Figures like these are not unusual in other NFL locales. They used to be here, but this kind of change isn’t necessarily a bad thing, as long as it’s not taken too far.

“I think there’s a fine line,’’ former NFL quarterback Rich Gannon said. “If a team doubles a guy, and cuts coverage there to try and take that player out, and schematically you should go the other way, it’d be foolish to press the issue, particularly if you have other personnel that can make plays. But the [offensive coordinator], those are the things he should pride himself on, finding a way to get guys touches.’’

The Patriots clearly did it with Moss on Sunday.

On New England’s first possession, the offense came out in a run set (three tight ends), ran play action, and went deep to Moss, who was covered underneath by cornerback Drayton Florence and picked up deep by Jairus Byrd. The pass was incomplete, but the threat of Moss going deep was established.

The next time the Patriots had the ball, they had three receivers to the right side of the formation, all running vertical routes and clearing out the underneath area. Moss ran a drag from the left side into that vacant turf, giving him the easy catch and an opportunity to turn upfield.

New England’s next drive kicked off with a nearly identical play.

Welker conceded that on some plays, “You have a good idea of what’s going to come open. But it all depends on what coverage they’re running, and receivers reading the play [the way] it needs to be read.’’

Still, there are ways to push the envelope.
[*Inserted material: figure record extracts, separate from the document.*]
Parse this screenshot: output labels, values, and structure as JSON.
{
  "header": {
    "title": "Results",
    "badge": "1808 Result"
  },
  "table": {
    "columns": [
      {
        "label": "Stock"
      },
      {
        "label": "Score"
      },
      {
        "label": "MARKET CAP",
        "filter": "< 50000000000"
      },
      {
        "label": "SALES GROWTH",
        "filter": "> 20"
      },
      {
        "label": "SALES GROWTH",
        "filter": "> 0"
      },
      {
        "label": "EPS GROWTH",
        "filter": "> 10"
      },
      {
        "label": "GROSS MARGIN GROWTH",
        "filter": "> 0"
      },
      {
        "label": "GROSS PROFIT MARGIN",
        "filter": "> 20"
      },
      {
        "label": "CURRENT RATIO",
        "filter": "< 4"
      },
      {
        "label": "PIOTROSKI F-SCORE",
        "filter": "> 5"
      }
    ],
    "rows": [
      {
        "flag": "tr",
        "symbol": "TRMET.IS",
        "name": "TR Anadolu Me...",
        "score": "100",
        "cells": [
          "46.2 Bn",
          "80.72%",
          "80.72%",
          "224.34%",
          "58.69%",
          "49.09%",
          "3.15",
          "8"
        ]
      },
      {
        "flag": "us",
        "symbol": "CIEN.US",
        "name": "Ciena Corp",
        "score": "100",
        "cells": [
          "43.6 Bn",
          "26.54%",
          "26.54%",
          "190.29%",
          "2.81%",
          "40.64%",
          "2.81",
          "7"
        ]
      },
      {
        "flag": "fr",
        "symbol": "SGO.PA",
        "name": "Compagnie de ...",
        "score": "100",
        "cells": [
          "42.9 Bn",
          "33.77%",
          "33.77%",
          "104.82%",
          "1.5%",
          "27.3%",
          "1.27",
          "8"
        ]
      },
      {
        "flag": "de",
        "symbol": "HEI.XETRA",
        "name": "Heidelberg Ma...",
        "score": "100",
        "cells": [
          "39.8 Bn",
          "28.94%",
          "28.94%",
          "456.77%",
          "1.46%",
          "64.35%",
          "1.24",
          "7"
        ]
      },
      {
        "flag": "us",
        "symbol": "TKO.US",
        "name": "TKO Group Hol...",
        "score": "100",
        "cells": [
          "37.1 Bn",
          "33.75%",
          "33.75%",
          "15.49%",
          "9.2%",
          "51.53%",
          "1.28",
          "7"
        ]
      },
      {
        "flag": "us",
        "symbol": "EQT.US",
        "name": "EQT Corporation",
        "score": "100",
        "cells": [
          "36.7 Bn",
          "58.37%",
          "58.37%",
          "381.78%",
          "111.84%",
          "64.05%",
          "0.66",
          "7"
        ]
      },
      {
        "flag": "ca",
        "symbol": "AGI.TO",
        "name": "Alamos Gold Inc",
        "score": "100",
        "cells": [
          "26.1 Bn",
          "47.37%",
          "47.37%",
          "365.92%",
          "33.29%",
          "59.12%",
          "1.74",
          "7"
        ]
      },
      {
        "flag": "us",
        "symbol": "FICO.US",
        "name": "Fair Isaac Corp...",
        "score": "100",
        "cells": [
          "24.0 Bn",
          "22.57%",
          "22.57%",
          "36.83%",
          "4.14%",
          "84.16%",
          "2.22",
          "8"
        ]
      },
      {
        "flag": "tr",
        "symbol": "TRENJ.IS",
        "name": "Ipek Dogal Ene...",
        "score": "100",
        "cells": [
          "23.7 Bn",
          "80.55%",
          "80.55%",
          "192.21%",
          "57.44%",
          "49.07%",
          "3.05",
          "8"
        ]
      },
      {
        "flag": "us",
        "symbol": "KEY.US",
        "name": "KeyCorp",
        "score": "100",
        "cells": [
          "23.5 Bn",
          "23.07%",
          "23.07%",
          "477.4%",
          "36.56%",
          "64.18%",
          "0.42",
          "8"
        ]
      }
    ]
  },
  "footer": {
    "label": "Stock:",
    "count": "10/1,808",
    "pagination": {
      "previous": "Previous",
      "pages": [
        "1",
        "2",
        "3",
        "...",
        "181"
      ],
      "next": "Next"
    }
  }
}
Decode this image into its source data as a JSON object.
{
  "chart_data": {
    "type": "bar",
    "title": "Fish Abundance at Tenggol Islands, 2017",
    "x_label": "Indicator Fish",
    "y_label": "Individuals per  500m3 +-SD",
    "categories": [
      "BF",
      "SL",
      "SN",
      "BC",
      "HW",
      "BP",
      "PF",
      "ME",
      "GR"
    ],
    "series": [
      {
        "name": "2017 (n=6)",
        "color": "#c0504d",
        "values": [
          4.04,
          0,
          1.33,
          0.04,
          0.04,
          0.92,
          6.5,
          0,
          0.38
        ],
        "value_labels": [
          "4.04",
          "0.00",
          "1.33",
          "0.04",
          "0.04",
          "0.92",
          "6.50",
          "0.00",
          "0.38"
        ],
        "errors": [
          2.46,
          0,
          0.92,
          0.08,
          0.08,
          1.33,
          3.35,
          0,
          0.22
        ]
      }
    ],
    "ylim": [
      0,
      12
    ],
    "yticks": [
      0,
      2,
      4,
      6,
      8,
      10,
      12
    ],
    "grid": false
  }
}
Gannon recalled Raiders coach Jon Gruden having a package to get Tim Brown involved early in games. And the quarterback would meet with the receiver Saturday night before Sunday games to discuss ways to get him going.

“He may have seen something with Champ Bailey on tape, and I’d ask, ‘What two or three routes do you feel comfortable with?’ ’’ Gannon said. “He’d say, ‘I can get a double move here and maybe get a shot.’ So we might try to give him a double move, on a slant-and-go or something early, and if it wasn’t there, there’d be a combination situation on the backside.’’

So in that way, he was conscious of the receiver’s involvement. In others, though, he wasn’t. Like the time, in 2004, when Jerry Rice’s streak of consecutive games with a catch ended at 274.

“I didn’t find out until two minutes were left,’’ said Gannon. “We won, but he was not happy. But there was never a point in a game when I could tell you how many catches one guy or another had, I was so entrenched in my reads and progressions.’’

It is, Gannon said, the playcaller’s responsibility to say “We’ve got to get this guy into a rhythm.’’

Which brings us back to Moss. The Patriots’ star was targeted eight or more times in eight of the first 10 games. He’s been targeted fewer than eight times in each of the last four games.

Is it a problem? Depends on the circumstances.

“We certainly don’t want to throw it into double coverage - if the receiver’s covered, we’d like to find somebody that’s open,’’ Belichick said. “If they are doubling the guy, then they’re probably going to respect his ability or respect him on those routes anyway.’’

The coach emphasized that if the receiver’s doubled, it doesn’t always mean he’s covered. There’s no question that Welker and Moss have been open in such situations.

And that’s just one reason the offense isn’t as balanced as it once was.